Viele Fans sind der Meinung, dass Formel 1-Lackierungen heutzutage langweilig und ideenlos sind. Hanmer-Design zeigt, wie man den Autos mehr Pep verleihen könnte. Hier zum Beispiel der Mercedes, der ein paar mehr Farbakzente verpasst bekommt ...
Die Nase ist schwarz, rund um das Cockpit dominiert das Türkis von Hauptsponsor Petronas. Trotzdem wäre der Mercedes mit diesem Anstrich immer noch als Silberpfeil zu erkennen. Auch wenn Puristen und Traditionalisten vielleicht nicht ganz begeistert sein werden.
Wie wäre es denn mit diesem Ferrari? Wie beim aktuellen Modell bekommt der Renner von Kimi Räikkönen weiße Akzente im Bereich des Cockpits und der Motorhaube.
Die weiße Linie zieht sich bis in die Nase. Das Rot ist deutlich dunkler als beim echten Ferrari.
Hier muss man auch nicht viel erklären. Auf den ersten Blick ein Williams. Nur dass die coolen Martini-Farben hier mehr im Vordergrund stehen.
Beim echten Auto sind die Streifen deutlich dezenter angebracht. Der Grund ist auch klar: Bei diesem Look würden andere Sponsoren komplett untergehen. Niemand würde auf dem Auto mehr Werbung machen wollen.
Sauber muss immer wieder Kritik für die inspirationslose blau-gelbe Lackierung einstecken. Wenn man sich diesen Entwurf betrachtet, dann wird erst klar, welches Potenzial in der coolen Farbkombination steckt.
Blitze und Pfeile sorgen für einen aufgelockerten Look. Damit würde das Auto im Feld deutlich mehr auffallen.
Die Designer haben sich auch ältere Autos vorgenommen, wie diesen Lotus aus der Saison 2015. Das Schwarz-Gold kam bei den Fans eigentlich ganz gut an.
Hier dient der British-Racing-Green-Look aus den 60er Jahren als Vorbild. Natürlich mit der traditionellen gelben Nase.
Die Designer haben nicht nur die Lackierung sondern auch die Form des Autos angepasst. Hier der Red Bull von Sebastian Vettel aus der Saison 2013.
Der RB9 trägt das Infinit-Lila deutlich präsenter. Aber auch Teile im Silber der Red Bull-Dosen.
So sieht der Traum vieler McLaren-Fans aus. Ein Formel 1-Auto im klassischen Papaya-Orange.
Als Basis diente der McLaren MP4-28 aus der Saison 2013 mit dem prominenten Vodafone-Logo auf der Flanke.
Mit dem Wechsel auf Martini wurde die Williams-Lackierung etwas besser. Dass sie auch in den PDVSA-Zeiten von Pastor Maldonado ausbaufähig war, zeigt dieser Entwurf.

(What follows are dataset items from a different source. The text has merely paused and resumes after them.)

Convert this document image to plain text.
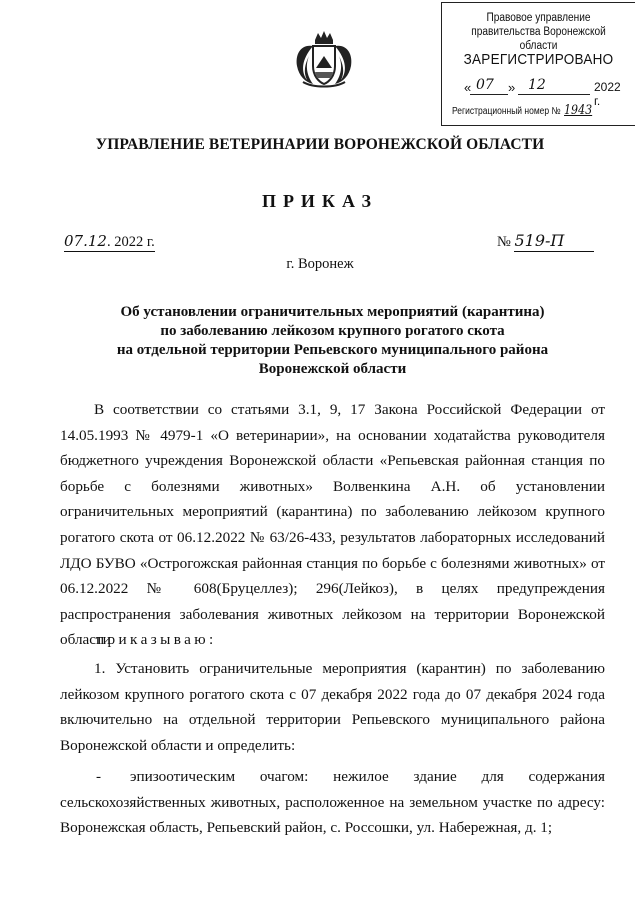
Правовое управление правительства Воронежской области
ЗАРЕГИСТРИРОВАНО
« 07 » 12	2022 г.
Регистрационный номер № 1943
УПРАВЛЕНИЕ ВЕТЕРИНАРИИ ВОРОНЕЖСКОЙ ОБЛАСТИ
ПРИКАЗ
07.12. 2022 г.	№ 519-П
г. Воронеж
Об установлении ограничительных мероприятий (карантина)
по заболеванию лейкозом крупного рогатого скота
на отдельной территории Репьевского муниципального района
Воронежской области
В соответствии со статьями 3.1, 9, 17 Закона Российской Федерации от 14.05.1993 № 4979-1 «О ветеринарии», на основании ходатайства руководителя бюджетного учреждения Воронежской области «Репьевская районная станция по борьбе с болезнями животных» Волвенкина А.Н. об установлении ограничительных мероприятий (карантина) по заболеванию лейкозом крупного рогатого скота от 06.12.2022 № 63/26-433, результатов лабораторных исследований ЛДО БУВО «Острогожская районная станция по борьбе с болезнями животных» от 06.12.2022 № 608(Бруцеллез); 296(Лейкоз), в целях предупреждения распространения заболевания животных лейкозом на территории Воронежской области
приказываю:
1. Установить ограничительные мероприятия (карантин) по заболеванию лейкозом крупного рогатого скота с 07 декабря 2022 года до 07 декабря 2024 года включительно на отдельной территории Репьевского муниципального района Воронежской области и определить:
- эпизоотическим очагом: нежилое здание для содержания сельскохозяйственных животных, расположенное на земельном участке по адресу: Воронежская область, Репьевский район, с. Россошки, ул. Набережная, д. 1;
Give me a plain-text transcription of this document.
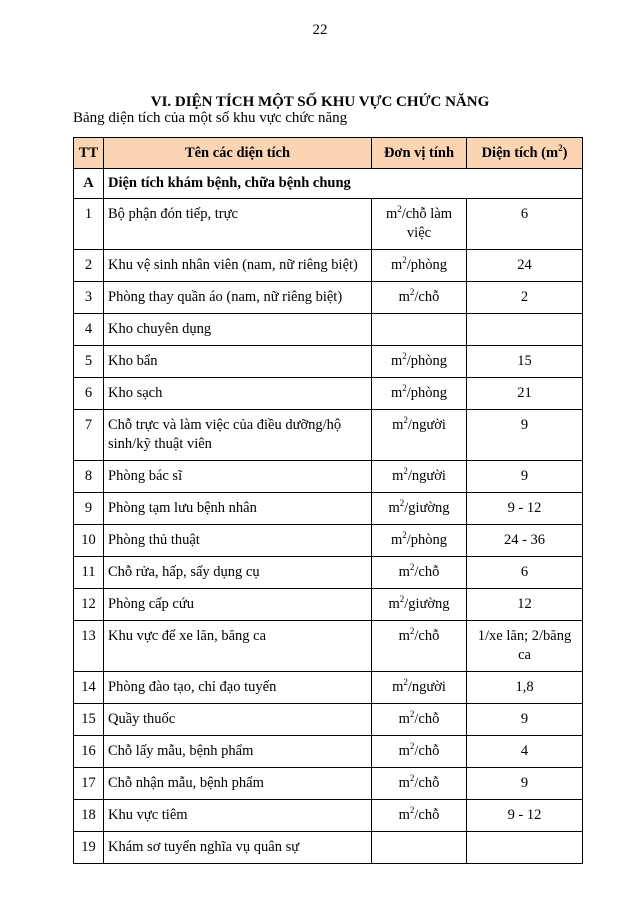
22
VI. DIỆN TÍCH MỘT SỐ KHU VỰC CHỨC NĂNG
Bảng diện tích của một số khu vực chức năng
TT	Tên các diện tích	Đơn vị tính	Diện tích $(m^2)$
A	Diện tích khám bệnh, chữa bệnh chung		

1	Bộ phận đón tiếp, trực	$m^2$/chỗ làm việc	6

2	Khu vệ sinh nhân viên (nam, nữ riêng biệt)	$m^2$/phòng	24

3	Phòng thay quần áo (nam, nữ riêng biệt)	$m^2$/chỗ	2

4	Kho chuyên dụng		

5	Kho bẩn	$m^2$/phòng	15

6	Kho sạch	$m^2$/phòng	21

7	Chỗ trực và làm việc của điều dưỡng/hộ sinh/kỹ thuật viên	$m^2$/người	9

8	Phòng bác sĩ	$m^2$/người	9

9	Phòng tạm lưu bệnh nhân	$m^2$/giường	9 - 12

10	Phòng thủ thuật	$m^2$/phòng	24 - 36

11	Chỗ rửa, hấp, sấy dụng cụ	$m^2$/chỗ	6

12	Phòng cấp cứu	$m^2$/giường	12

13	Khu vực để xe lăn, băng ca	$m^2$/chỗ	1/xe lăn; 2/băng ca

14	Phòng đào tạo, chỉ đạo tuyến	$m^2$/người	1,8

15	Quầy thuốc	$m^2$/chỗ	9

16	Chỗ lấy mẫu, bệnh phẩm	$m^2$/chỗ	4

17	Chỗ nhận mẫu, bệnh phẩm	$m^2$/chỗ	9

18	Khu vực tiêm	$m^2$/chỗ	9 - 12

19	Khám sơ tuyển nghĩa vụ quân sự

Das Auto aus der Saison 2013 wirkt trotz der klassischen Farben nicht altbacken.
Nach der Saison 2004 wurde der Jaguar-Rennstall an Red Bull verkauft. So hätte der "R6" für die Saison 2005 aussehen können, wenn es nicht zum Besitzerwechsel gekommen wäre.
Aus der grünen Lackierung ist ein Design mit unterschiedlichen Blau-Tönen geworden.
Toro Rosso ist das junge Team von Red Bull. Die Lackierung könnte ruhig etwas wilder sein, wenn es nach diesem Entwurf geht.
Der STR8 erstrahlt im Borussia Dortmund Look. Vom gewohnten Design ist nicht mehr viel zu sehen.
Noch einmal Ferrari - dieses Mal der F138 aus der Saison 2013 noch mit hohre Nase. Auch hier bekommt das italienische Auto einen weißen Kragen. Mit dem schwarzen Heck und den schwarzen Leitblechen an der Flanke wirkt der Renner noch aggressiver.
Auch Front und Heckflügel sind komplett schwarz. So ist Ferrari zuletzt Anfang der 90er Jahre in der Formel 1 unterwegs gewesen.